Ogni anno in Italia circa 500mila pazienti su nove milioni e mezzo di ricoverati  contraggono una infezione ospedaliera. Una percentuale compresa tra il 5 e il 17 per cento dei pazienti ospedalizzati si ammala ogni anno di un’infezione e il tre per cento ne muore.

Così si prolunga la degenza, con un aggravio di costi economici, oltre che sociali. Sono gli unici dati trovati dopo una ricerca sul sito dell’Istituto Superiore di Sanità. Non c’è un riferimento che permetta di capire a che anno si riferiscano le informazioni.

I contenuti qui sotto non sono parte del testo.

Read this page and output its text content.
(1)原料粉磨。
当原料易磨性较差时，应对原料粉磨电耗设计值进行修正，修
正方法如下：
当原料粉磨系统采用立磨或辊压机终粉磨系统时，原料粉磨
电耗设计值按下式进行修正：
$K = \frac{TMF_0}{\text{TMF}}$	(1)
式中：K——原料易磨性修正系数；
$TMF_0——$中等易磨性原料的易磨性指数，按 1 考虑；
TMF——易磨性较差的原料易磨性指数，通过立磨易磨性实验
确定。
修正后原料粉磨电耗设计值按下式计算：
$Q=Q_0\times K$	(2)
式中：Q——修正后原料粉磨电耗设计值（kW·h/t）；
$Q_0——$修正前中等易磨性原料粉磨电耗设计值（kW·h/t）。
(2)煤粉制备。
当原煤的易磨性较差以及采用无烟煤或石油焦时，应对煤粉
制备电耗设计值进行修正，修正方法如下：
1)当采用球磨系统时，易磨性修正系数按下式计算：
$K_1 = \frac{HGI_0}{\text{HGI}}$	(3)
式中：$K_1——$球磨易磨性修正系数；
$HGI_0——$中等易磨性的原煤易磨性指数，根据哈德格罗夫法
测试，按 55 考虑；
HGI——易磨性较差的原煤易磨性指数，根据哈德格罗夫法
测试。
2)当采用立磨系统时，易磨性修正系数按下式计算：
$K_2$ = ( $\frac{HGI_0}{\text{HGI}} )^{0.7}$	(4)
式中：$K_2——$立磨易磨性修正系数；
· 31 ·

Le infezioni dilagano perché in alcuni ospedali non si adottano adeguate contromisure. Come il nuovo palmare costruito con materiale antibatterico, distribuito in Italia da Elettronica Sillaro. Si chiama  SoMo 650 Rx di Socket Mobile Inc.

A che serve? Permette di identificare i pazienti che necessitano di maggiori attenzioni, gestire rapidamente le informazioni cruciali, ad esempio la consultazione e l’aggiornamento delle cartelle cliniche e l’esito degli esami di laboratorio.

SoMo 650 Rx facilita la somministrazione sicura dei farmaci e contribuisce alla riduzione dei costi e degli errori della gestione cartacea. Ovviamente per gestire i palmari è necessario che tutti i reparti dell’ospedale siano in rete. Quanto alle infezioni, il palmare ovviamente è solo uno dei tanti accorgimenti da adottare.

Qualche anno fa, in un ospedale pubblico londinese - University College London Hospital - ho potuto constatare di persona che ogni infermiere, ogni medico, ogni ausiliario, si disinfettava le mani prima e dopo l’ingresso in corsia o in reparto. I familiari dei pazienti erano costretti a indossare calzari e camici usa e getta prima della visita e a disinfettare le mani all’uscita. In questo modo - mi riferì un funzionario - il Servizio Sanitario Nazionale britannico è riuscito in pochi anni a ridimensionare considerevolmente il fenomeno.